Le Houllier started breeding these new dwarf varieties in 2005, fast-tracking the breeding process by getting two growing seasons each year. He grew them in North Carolina for a season, saved seeds and sent them to Patrina Nuske-Small, an avid tomato grower in Australia. She grew plants from those seeds, saved seeds and sent them back.
It was a small group of volunteers who joined Le Houlliers and Nuske-Smalls project in 2006, and now there are more than 200 growers spread around the world, from New Zealand to Germany, working on stabilizing these tomato varieties.
Why go to all of this work when one could just grow determinate tomatoes?

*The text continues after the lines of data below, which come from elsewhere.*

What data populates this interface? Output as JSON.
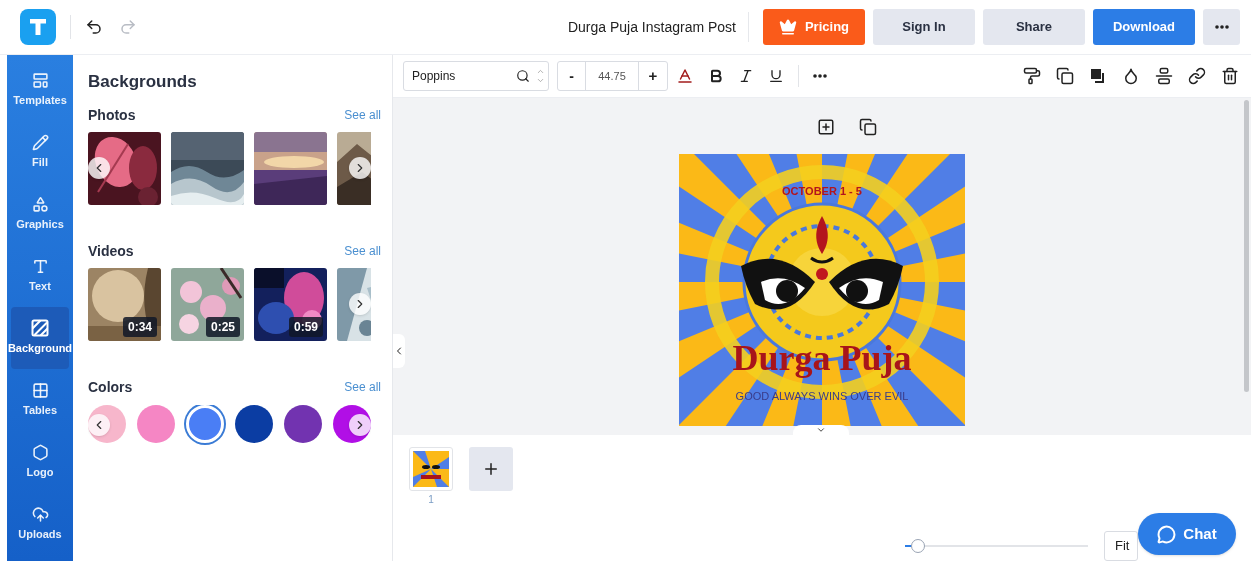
{
  "header": {
    "title": "Durga Puja Instagram Post",
    "buttons": [
      {
        "label": "Pricing",
        "kind": "pricing"
      },
      {
        "label": "Sign In",
        "kind": "secondary"
      },
      {
        "label": "Share",
        "kind": "secondary"
      },
      {
        "label": "Download",
        "kind": "primary"
      }
    ]
  },
  "sidebar": {
    "items": [
      {
        "label": "Templates",
        "kind": "templates",
        "selected": false
      },
      {
        "label": "Fill",
        "kind": "fill",
        "selected": false
      },
      {
        "label": "Graphics",
        "kind": "graphics",
        "selected": false
      },
      {
        "label": "Text",
        "kind": "text",
        "selected": false
      },
      {
        "label": "Background",
        "kind": "background",
        "selected": true
      },
      {
        "label": "Tables",
        "kind": "tables",
        "selected": false
      },
      {
        "label": "Logo",
        "kind": "logo",
        "selected": false
      },
      {
        "label": "Uploads",
        "kind": "uploads",
        "selected": false
      }
    ]
  },
  "panel": {
    "title": "Backgrounds",
    "sections": [
      {
        "kind": "photos",
        "title": "Photos",
        "link": "See all",
        "items": [
          {
            "kind": "picture"
          },
          {
            "kind": "picture"
          },
          {
            "kind": "picture"
          },
          {
            "kind": "picture"
          }
        ]
      },
      {
        "kind": "videos",
        "title": "Videos",
        "link": "See all",
        "items": [
          {
            "kind": "picture",
            "duration": "0:34"
          },
          {
            "kind": "picture",
            "duration": "0:25"
          },
          {
            "kind": "picture",
            "duration": "0:59"
          },
          {
            "kind": "picture"
          }
        ]
      },
      {
        "kind": "colors",
        "title": "Colors",
        "link": "See all",
        "items": [
          {
            "color": "#f7b6cb",
            "selected": false
          },
          {
            "color": "#f586c4",
            "selected": false
          },
          {
            "color": "#4a7ef5",
            "selected": true
          },
          {
            "color": "#0b3da3",
            "selected": false
          },
          {
            "color": "#7233b0",
            "selected": false
          },
          {
            "color": "#b10fe6",
            "selected": false
          }
        ]
      }
    ]
  },
  "toolbar": {
    "font": "Poppins",
    "font_size": "44.75",
    "minus": "-",
    "plus": "+"
  },
  "design": {
    "date": "OCTOBER 1 - 5",
    "title": "Durga Puja",
    "tagline": "GOOD ALWAYS WINS OVER EVIL"
  },
  "pages": [
    {
      "number": "1"
    }
  ],
  "zoom": {
    "level": 0.07,
    "fit": "Fit"
  },
  "chat": {
    "label": "Chat"
  }
}
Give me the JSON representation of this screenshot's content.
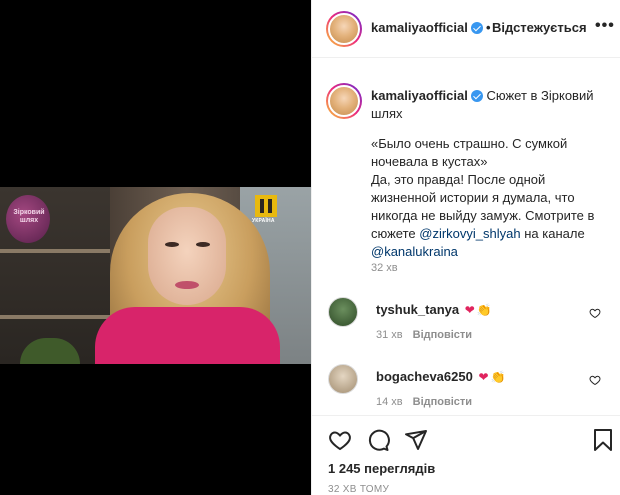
{
  "post": {
    "username": "kamaliya­official",
    "follow_label": "Відстежується",
    "dot": "•",
    "more_label": "•••"
  },
  "caption": {
    "username": "kamaliyaofficial",
    "title": "Сюжет в Зірковий шлях",
    "body_lines": [
      "«Было очень страшно. С сумкой ночевала в кустах»",
      "Да, это правда! После одной жизненной истории я думала, что никогда не выйду замуж. Смотрите в сюжете"
    ],
    "mention1": "@zirkovyi_shlyah",
    "connector": "на канале",
    "mention2": "@kanalukraina",
    "time": "32 хв"
  },
  "comments": [
    {
      "username": "tyshuk_tanya",
      "emojis": [
        "❤",
        "👏"
      ],
      "time": "31 хв",
      "reply": "Відповісти"
    },
    {
      "username": "bogacheva6250",
      "emojis": [
        "❤",
        "👏"
      ],
      "time": "14 хв",
      "reply": "Відповісти"
    }
  ],
  "stats": {
    "views": "1 245 переглядів",
    "ago": "32 ХВ ТОМУ"
  },
  "video": {
    "poster_text": "Зірковий шлях",
    "channel_logo": "УКРАЇНА"
  },
  "colors": {
    "verified": "#3897f0",
    "mention": "#00376b",
    "meta": "#8e8e8e",
    "heart": "#e0245e"
  }
}
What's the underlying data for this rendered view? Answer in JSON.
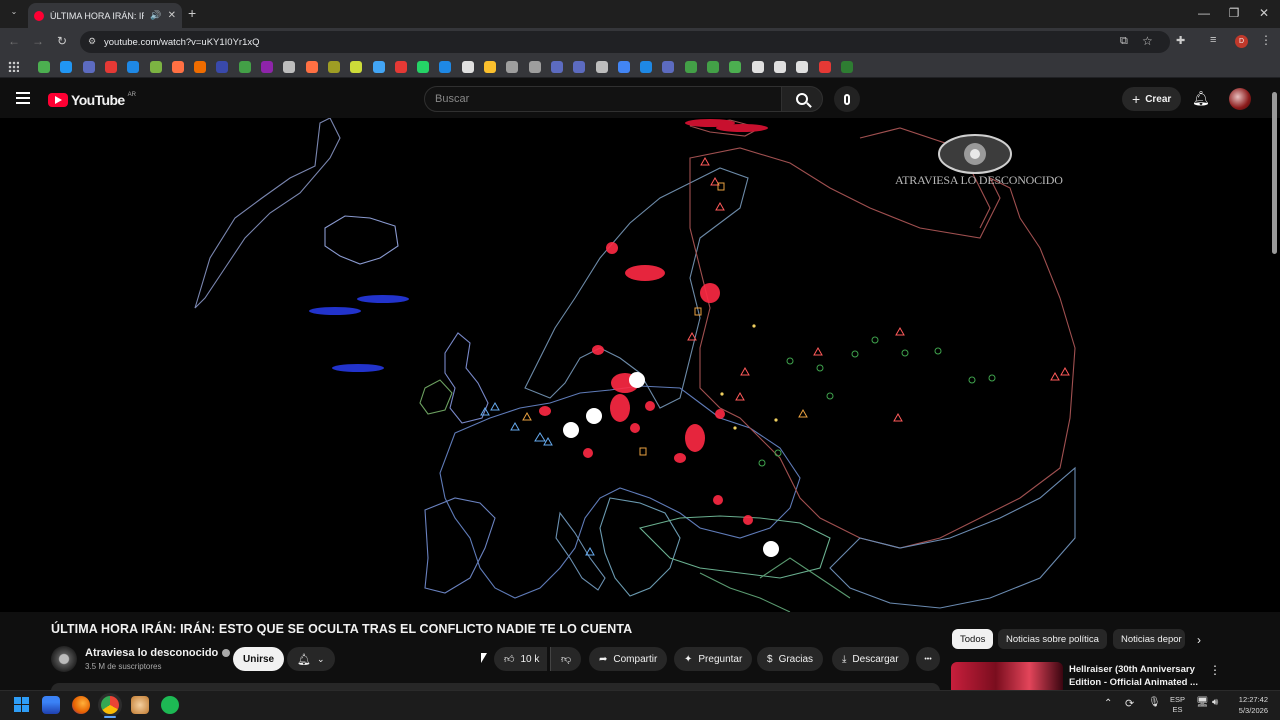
{
  "browser": {
    "tab_title": "ÚLTIMA HORA IRÁN: IRÁN:",
    "url": "youtube.com/watch?v=uKY1I0Yr1xQ",
    "new_tab": "+",
    "window": {
      "minimize": "—",
      "restore": "❐",
      "close": "✕"
    }
  },
  "youtube": {
    "logo": "YouTube",
    "region": "AR",
    "search_placeholder": "Buscar",
    "create_label": "Crear"
  },
  "video": {
    "watermark": "ATRAVIESA LO DESCONOCIDO",
    "title": "ÚLTIMA HORA IRÁN: IRÁN: ESTO QUE SE OCULTA TRAS EL CONFLICTO NADIE TE LO CUENTA",
    "channel_name": "Atraviesa lo desconocido",
    "subscribers": "3.5 M de suscriptores",
    "join_label": "Unirse",
    "like_count": "10 k",
    "share_label": "Compartir",
    "ask_label": "Preguntar",
    "thanks_label": "Gracias",
    "download_label": "Descargar",
    "more_label": "•••"
  },
  "recommendations": {
    "chips": [
      "Todos",
      "Noticias sobre política",
      "Noticias depor"
    ],
    "first_title_line1": "Hellraiser (30th Anniversary",
    "first_title_line2": "Edition - Official Animated ..."
  },
  "taskbar": {
    "lang_top": "ESP",
    "lang_bottom": "ES",
    "time": "12:27:42",
    "date": "5/3/2026"
  },
  "colors": {
    "youtube_red": "#ff0033",
    "map_red": "#ff2a44",
    "map_green": "#3fa34d",
    "map_blue": "#2233cc"
  }
}
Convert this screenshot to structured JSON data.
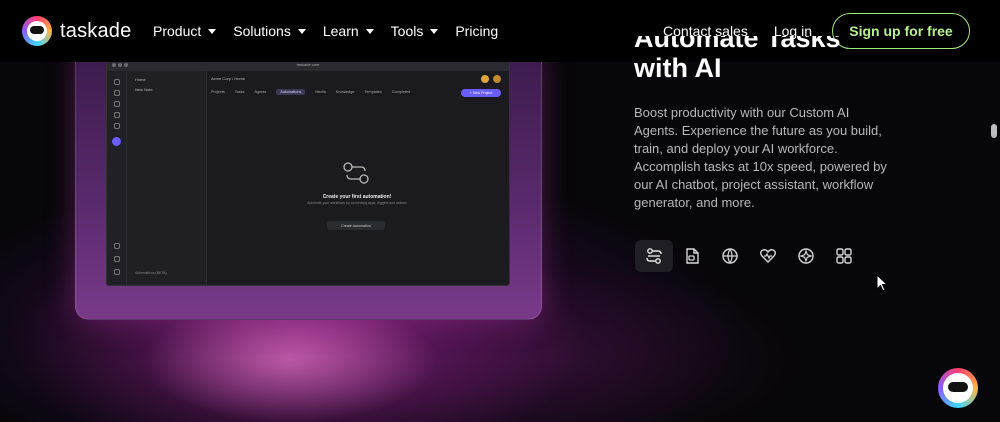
{
  "brand": {
    "name": "taskade"
  },
  "nav": {
    "items": [
      {
        "label": "Product",
        "has_dropdown": true
      },
      {
        "label": "Solutions",
        "has_dropdown": true
      },
      {
        "label": "Learn",
        "has_dropdown": true
      },
      {
        "label": "Tools",
        "has_dropdown": true
      },
      {
        "label": "Pricing",
        "has_dropdown": false
      }
    ],
    "contact_label": "Contact sales",
    "login_label": "Log in",
    "signup_label": "Sign up for free"
  },
  "hero": {
    "headline_line1": "Automate Tasks",
    "headline_line2": "with AI",
    "description": "Boost productivity with our Custom AI Agents. Experience the future as you build, train, and deploy your AI workforce. Accomplish tasks at 10x speed, powered by our AI chatbot, project assistant, workflow generator, and more."
  },
  "features": [
    {
      "icon": "automation-icon",
      "active": true
    },
    {
      "icon": "document-ai-icon",
      "active": false
    },
    {
      "icon": "globe-icon",
      "active": false
    },
    {
      "icon": "heart-pulse-icon",
      "active": false
    },
    {
      "icon": "sparkle-icon",
      "active": false
    },
    {
      "icon": "grid-apps-icon",
      "active": false
    }
  ],
  "mockup": {
    "url": "taskade.com",
    "panel_items": [
      "Home",
      "New Note"
    ],
    "crumb": "Acme Corp  /  Home",
    "tabs": [
      "Projects",
      "Tasks",
      "Agents",
      "Automations",
      "Media",
      "Knowledge",
      "Templates",
      "Completed"
    ],
    "active_tab": "Automations",
    "new_button": "+ New Project",
    "empty_title": "Create your first automation!",
    "empty_subtitle": "Automate your workflows by connecting apps, triggers and actions",
    "create_button": "Create Automation",
    "panel_footer": "Automations (BETA)"
  },
  "colors": {
    "accent_green": "#a3e87a",
    "brand_purple": "#6a5cff",
    "background": "#07060a"
  }
}
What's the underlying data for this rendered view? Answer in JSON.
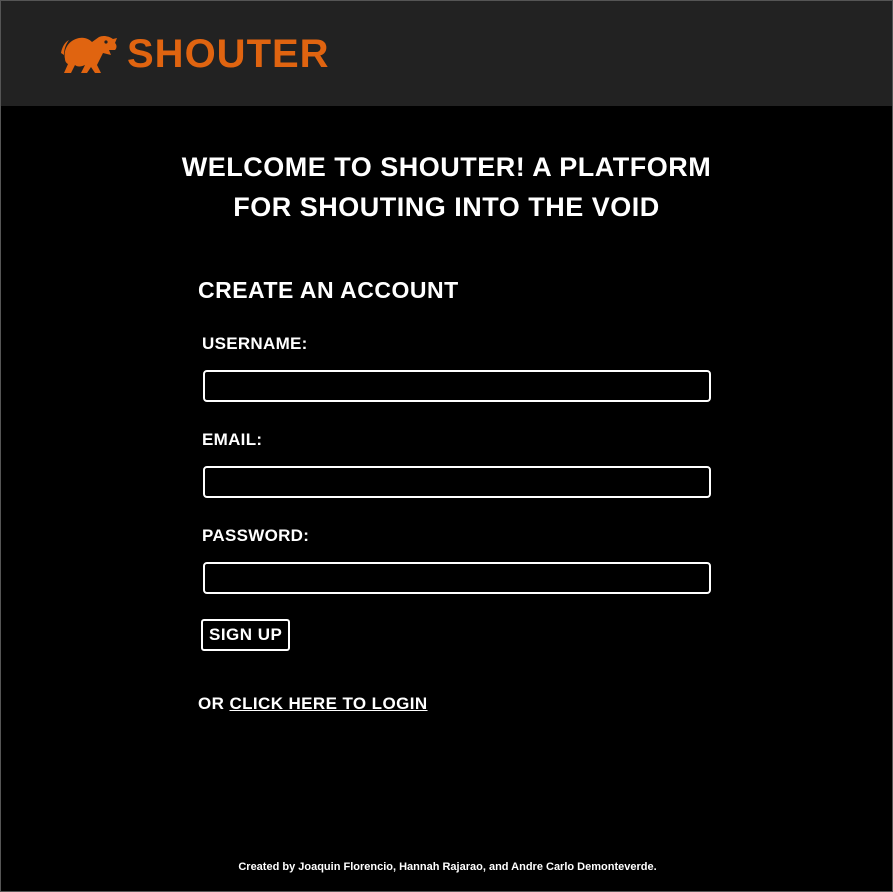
{
  "brand": {
    "name": "SHOUTER",
    "color": "#E06410",
    "logo_icon": "shouting-creature-icon"
  },
  "welcome": {
    "line1": "WELCOME TO SHOUTER! A PLATFORM",
    "line2": "FOR SHOUTING INTO THE VOID"
  },
  "form": {
    "title": "CREATE AN ACCOUNT",
    "username_label": "USERNAME:",
    "username_value": "",
    "email_label": "EMAIL:",
    "email_value": "",
    "password_label": "PASSWORD:",
    "password_value": "",
    "submit_label": "SIGN UP"
  },
  "login": {
    "prefix": "OR",
    "link_label": "CLICK HERE TO LOGIN"
  },
  "footer": {
    "credits": "Created by Joaquin Florencio, Hannah Rajarao, and Andre Carlo Demonteverde."
  },
  "colors": {
    "header_bg": "#222222",
    "page_bg": "#000000",
    "text": "#FFFFFF"
  }
}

Because these dwarf tomatoes have the better flavor of the indeterminate tomatoes, and bear fruit until frost. Many determinate varieties produce their fruit all at once, then cease fruiting. Thats an advantage for canning, but not for a family that desires fresh home-grown tomatoes through the summer. Many folks also prefer the taste of indeterminate varieties of tomatoes to those from determinate vines.
Dwarf tomato plants top out at four feet, and dont bear as heavily as indeterminate tomato plants, but they can be planted closer together or in pots. This is a huge advantage to apartment or condominium dwellers, and also to folks anticipating a change in residence.
This group of growers currently has 17 varieties stabilized, so they bear fruit as described. Seeds are available from Tomato Growers Supply Co., Victory Seeds and Sand Hill Preservation Center. Each company carries different varieties.
While canning tomatoes this fall I became annoyed at some pipes of russeting from catfaced blossom end to stem end of some tomatoes. The pipes needed to be removed for human consumption.
I know catfacing often occurs on open-pollinated tomatoes, the type I usually grow, when fruit sets in cool weather. I did not know that oval or oblong tomatoes are more prone to catfacing than round fruits, until Le Houllier told me.
Le Houllier also advised watching for and removing bits of blossom from newly formed fruits, for they may become the malformations in the fruit when it ripens.